Essay on Slavery in The Adventures of Huckleberry Finn

📌Category: Books, Slavery, Social Issues, The Adventures of Huckleberry Finn
📌Words: 514
📌Pages: 2
📌Published: 05 June 2022

This can be shown in how Mark Twain chooses to describe the actions of the king and the duke in Huck Finn. The king and the duke, who are conmen, practice lines together before they put on their interpretation of Romeo and Juliet. The duke is practicing Juliet’s line for the play talking to Romeo saying, “You mustn’t bellow out Romeo! that way, like a bull – you must say it soft and sick and languishy, so – R-o-o-meo! that is the idea; for Juliet’s a dear sweet mere child of a girl, you know, and she doesn’t bray like a jackass” (Chapter 21). Mark Twain makes fun of the men with them acting like they are women and not doing Shakespeare correctly. They turn the play more into that of a comedy. In a later chapter, the king and the duke pretend Jim is wanted so they can “capture” him. Jim is described as a runaway slave “with a bundle on a stick over his shoulder, and ‘$200 reward’ under it. The reading was all about Jim, and just described him to a dot” (Chapter 20). Mark Twain uses this to show how much people want their slaves back. $200 in 1850 (when Huck Finn takes place) is worth $7,274.77 today. This shows how much the value of slaves was. Even if they went back to their land, they most likely would be killed. This shows that there was about a $7,000 reward for manslaughter. Mark Twain uses the king and the dukes’ actions to show the slave-owning class does not understand the proper roles people have in society. He does is this in sometimes small ways (Slave poster) or more noticeable ways (Romeo and Juliet).

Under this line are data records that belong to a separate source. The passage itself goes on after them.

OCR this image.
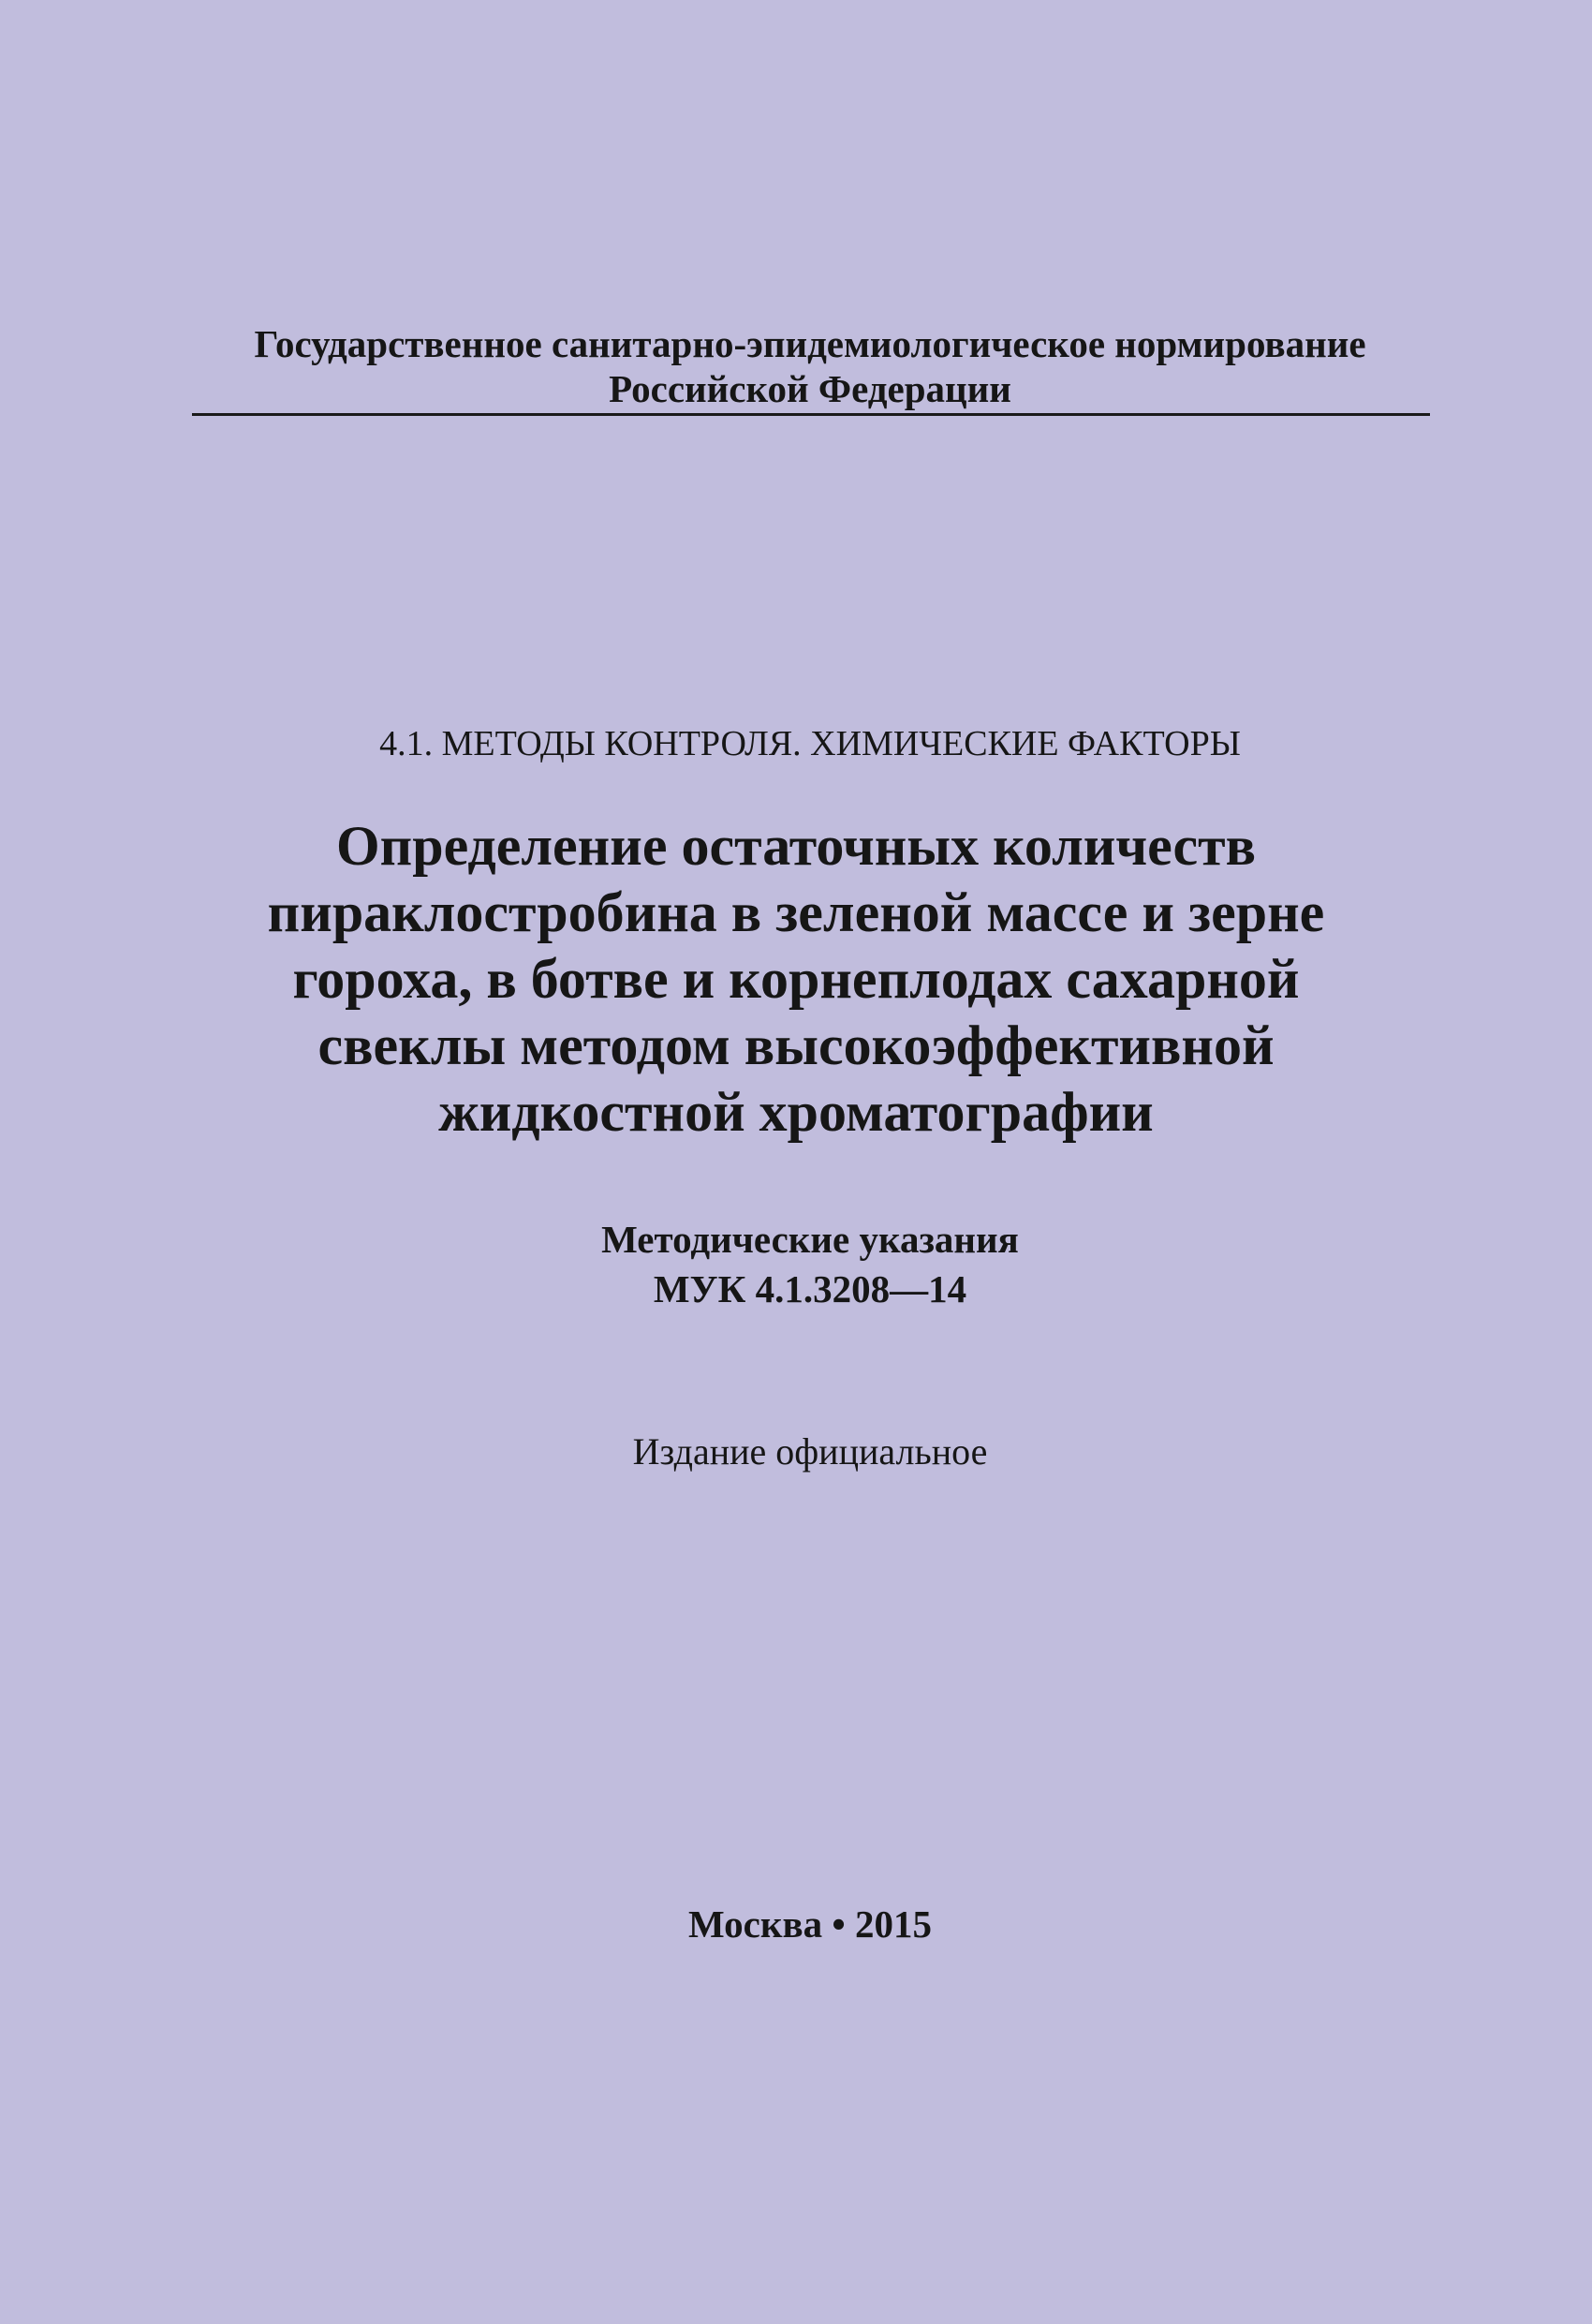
Государственное санитарно-эпидемиологическое нормирование
Российской Федерации
4.1. МЕТОДЫ КОНТРОЛЯ. ХИМИЧЕСКИЕ ФАКТОРЫ
Определение остаточных количеств
пираклостробина в зеленой массе и зерне
гороха, в ботве и корнеплодах сахарной
свеклы методом высокоэффективной
жидкостной хроматографии
Методические указания
МУК 4.1.3208—14
Издание официальное
Москва • 2015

Mark Twain makes fun of how the town’s people act by their actions at certain times. After the king and the duke perform their version of Hamlet, the townspeople think that the play was bad and are mad that they were scammed. On the third night the town comes together and tars and feathers the duke and the king. When Huck sees this he thinks, “well, it made me sick to see it; and I was sorry for them poor pitiful rascals, it seemed like I couldn’t ever feel any hardness against them any more in the world. It was a dreadful thing to see. Human beings CAN be awful cruel to one another” (Chapter 33). This shows the society/ town come together in acts of violence against something they deem not right. Even before that, when Sherburn is being lynched, he claims, “If any real lynching’s going to be done, it will be done in the dark, Southern fashion; and when they come, they’ll bring their masks, and fetch a man along. Now leave—and take your half-a-man with you”—tossing his gun up across his left arm and cocking it when he says this” (Chapter 22). This shows the shift in people are talking about not being afraid of what others thought of them for doing such harmful things out in the open. These are more dramatic scenes where the southern society came together and became the judges of others themselves. Mark Twain uses these dramatic scenes in the book to show how they would come together, mainly only for deciding who is right and wrong.